Visit Value Prediction

In der klassischen Vertriebsstruktur liegt die Konzentration vieler Vertriebsmitarbeiter auf den aktiven und guten Kunden. Allerdings ist Vorsicht geboten: Einige Kunden werden viel zu häufig besucht, bei anderen wiederum wird das Potenzial nicht vollständig ausgeschöpft.

Bestimmung der Umsatzerwartung
KI-Methoden gewinnen spätestens seit der harten Krisensituation an erheblichem Mehrwert. Der erste Schritt ist die Customer Value Prediction, die es ermöglicht, einen zu erwartenden Umsatz jedes einzelnen Kunden für einen bestimmten Zeitraum (zB. für sechs Monate) zu prognostizieren. Das Modell leitet den Wert eines Kunden aus vergangenen Transaktionen ab. Auf diese Art und Weise sagt das System voraus, welchen Umsatz ein Kunde in der nächsten Periode erzielen sollte.

Einsatz der Visit Value Prediction (Besuchsprognose)
Nach der Ermittlung des generellen Customer Value (Umsatzerwartung) für jeden einzelnen Kunden, kann dieser anschließend mit dem Visit Value (Umsatzerwartung pro Besuch) verknüpft werden. Die Visit Value Prediction (Besuchsprognose) sagt den zu erwartenden Umsatz für den nächsten Besuch zB. in der nächsten Woche voraus. Somit kann die Visit Value Prediction auch darauf hinweisen, welcher Besuch sich als unwirtschaftlich herausstellt und mit einem negativen Deckungsbeitrag verbunden wäre. Als Input des Modells dienen Umsätze und Besuche aus der Vergangenheit.

Ernüchternde Ergebnisse
Nicht selten kommen die Visit Value Predictions aber zu dem Ergebnis, dass Unternehmen zu häufig Außendienstbesuche in Kunden investieren, die eine niedrige Umsatzerwartung haben. Dem kann der Vertrieb aber entgegensteuern, indem der Aufwand in nicht-wirtschaftliche Außendienstbesuche reduziert und beispielsweise durch Telesales ersetzt wird.
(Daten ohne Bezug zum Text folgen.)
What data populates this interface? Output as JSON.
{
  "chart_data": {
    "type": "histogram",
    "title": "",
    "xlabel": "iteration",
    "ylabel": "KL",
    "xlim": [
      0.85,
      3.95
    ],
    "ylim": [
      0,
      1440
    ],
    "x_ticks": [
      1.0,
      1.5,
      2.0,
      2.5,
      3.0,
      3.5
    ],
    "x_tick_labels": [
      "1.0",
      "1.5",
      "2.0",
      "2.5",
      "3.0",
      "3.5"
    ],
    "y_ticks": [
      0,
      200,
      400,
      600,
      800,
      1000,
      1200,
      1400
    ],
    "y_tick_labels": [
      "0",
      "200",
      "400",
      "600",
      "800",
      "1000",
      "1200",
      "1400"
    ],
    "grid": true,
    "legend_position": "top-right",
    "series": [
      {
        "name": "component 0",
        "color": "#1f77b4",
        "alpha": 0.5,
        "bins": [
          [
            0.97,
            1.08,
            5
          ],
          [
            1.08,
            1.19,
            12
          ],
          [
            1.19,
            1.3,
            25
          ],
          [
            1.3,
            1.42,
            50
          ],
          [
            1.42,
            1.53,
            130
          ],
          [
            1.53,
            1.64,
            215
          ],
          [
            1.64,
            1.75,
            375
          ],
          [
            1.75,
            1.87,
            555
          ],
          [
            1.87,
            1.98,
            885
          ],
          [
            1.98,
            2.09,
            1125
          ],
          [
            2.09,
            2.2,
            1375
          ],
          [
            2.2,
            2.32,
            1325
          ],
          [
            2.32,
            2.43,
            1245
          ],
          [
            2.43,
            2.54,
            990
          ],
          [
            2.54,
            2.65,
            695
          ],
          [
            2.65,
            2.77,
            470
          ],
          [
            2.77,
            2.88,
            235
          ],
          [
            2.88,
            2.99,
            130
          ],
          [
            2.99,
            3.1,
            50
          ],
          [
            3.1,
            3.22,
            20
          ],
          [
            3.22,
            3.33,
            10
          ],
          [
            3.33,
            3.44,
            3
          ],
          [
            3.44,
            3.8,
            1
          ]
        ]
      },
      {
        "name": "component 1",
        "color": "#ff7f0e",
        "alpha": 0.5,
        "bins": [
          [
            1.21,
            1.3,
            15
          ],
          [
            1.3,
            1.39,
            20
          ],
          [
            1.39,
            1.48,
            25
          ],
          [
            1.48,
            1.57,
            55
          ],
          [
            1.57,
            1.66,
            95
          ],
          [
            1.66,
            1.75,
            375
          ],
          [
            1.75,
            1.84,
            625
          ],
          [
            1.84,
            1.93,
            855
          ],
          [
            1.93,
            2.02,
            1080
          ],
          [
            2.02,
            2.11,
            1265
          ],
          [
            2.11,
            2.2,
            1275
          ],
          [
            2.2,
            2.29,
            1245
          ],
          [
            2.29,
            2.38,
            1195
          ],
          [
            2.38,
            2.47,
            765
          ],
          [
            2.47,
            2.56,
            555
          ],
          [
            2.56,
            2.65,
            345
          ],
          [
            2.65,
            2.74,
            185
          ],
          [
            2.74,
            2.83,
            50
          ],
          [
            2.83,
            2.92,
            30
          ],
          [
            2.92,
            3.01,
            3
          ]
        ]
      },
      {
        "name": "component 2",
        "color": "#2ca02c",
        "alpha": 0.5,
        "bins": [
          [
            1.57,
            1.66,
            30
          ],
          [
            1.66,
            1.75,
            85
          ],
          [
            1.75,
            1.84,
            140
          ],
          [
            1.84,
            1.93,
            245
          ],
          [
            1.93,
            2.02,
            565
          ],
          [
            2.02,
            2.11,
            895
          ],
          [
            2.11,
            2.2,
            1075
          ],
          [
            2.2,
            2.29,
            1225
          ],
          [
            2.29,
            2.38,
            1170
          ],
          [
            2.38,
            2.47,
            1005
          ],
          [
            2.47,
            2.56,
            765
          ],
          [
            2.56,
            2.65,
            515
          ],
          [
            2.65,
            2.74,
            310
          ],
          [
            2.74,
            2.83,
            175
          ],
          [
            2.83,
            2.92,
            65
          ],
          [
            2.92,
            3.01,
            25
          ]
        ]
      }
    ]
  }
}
Umsetzung der Predictions in der Praxis
Sowohl die Customer Value Prediction als auch die Visit Value Prediction sind in der Lage den Vertrieb maßgeblich zu unterstützen und die Ressourcen potenzialorientierter einzusetzen. Der Vertrieb gelangt zur Erkenntnis, wie viele und welche Besuche besser allokiert werden können und wieviel Potenzial sein aktiver und inaktiver Kundenstamm bietet. Darüber hinaus kann der Vertrieb identifizieren, wie gut das Potenzial bereits bei welchem Kunden ausgeschöpft ist und den Fokus auf nicht-ausgeschöpfte Potenziale legen. Freigewordene, nach der Visit-Value- bzw. Customer Value-Prediction nicht-profitable Vertriebsressourcen können anders eingesetzt werden.

Der Erfolg ist ersichtlich
Die ermittelten kundenspezifischen Prognosewerte können im Anschluss auch auf die Vertriebsmitarbeiterebene aggregiert werden. Die Performance aller Vertriebsbesuche kann so objektiv eingeschätzt werden. Anhand der Top-Down Liste der Visit Value Prediction können die Vertriebsmitarbeiter einsehen, welcher einzelne Kunde besucht werden soll.

Unsere Strategie liegt darin, dass wir durch unsere Prognosen unwirtschaftliche Besuche identifizieren und die Besuchsfrequenz reduzieren. Weiterhin investieren wir frei gewordene Ressourcen in die Eroberung potenzialreicher Kunden, in die Akquisition von Neukunden mit hohem Potenzial und in die Aktivierung von Kunden mit den größten Potenzialen. Die Potenziale prognostizieren wir obendrein. Wir schätzen, dass wir durch diese Maßnahmen den Umsatz um bis zu 20% steigern können – ohne den Aufbau zusätzlicher Vertriebsressourcen.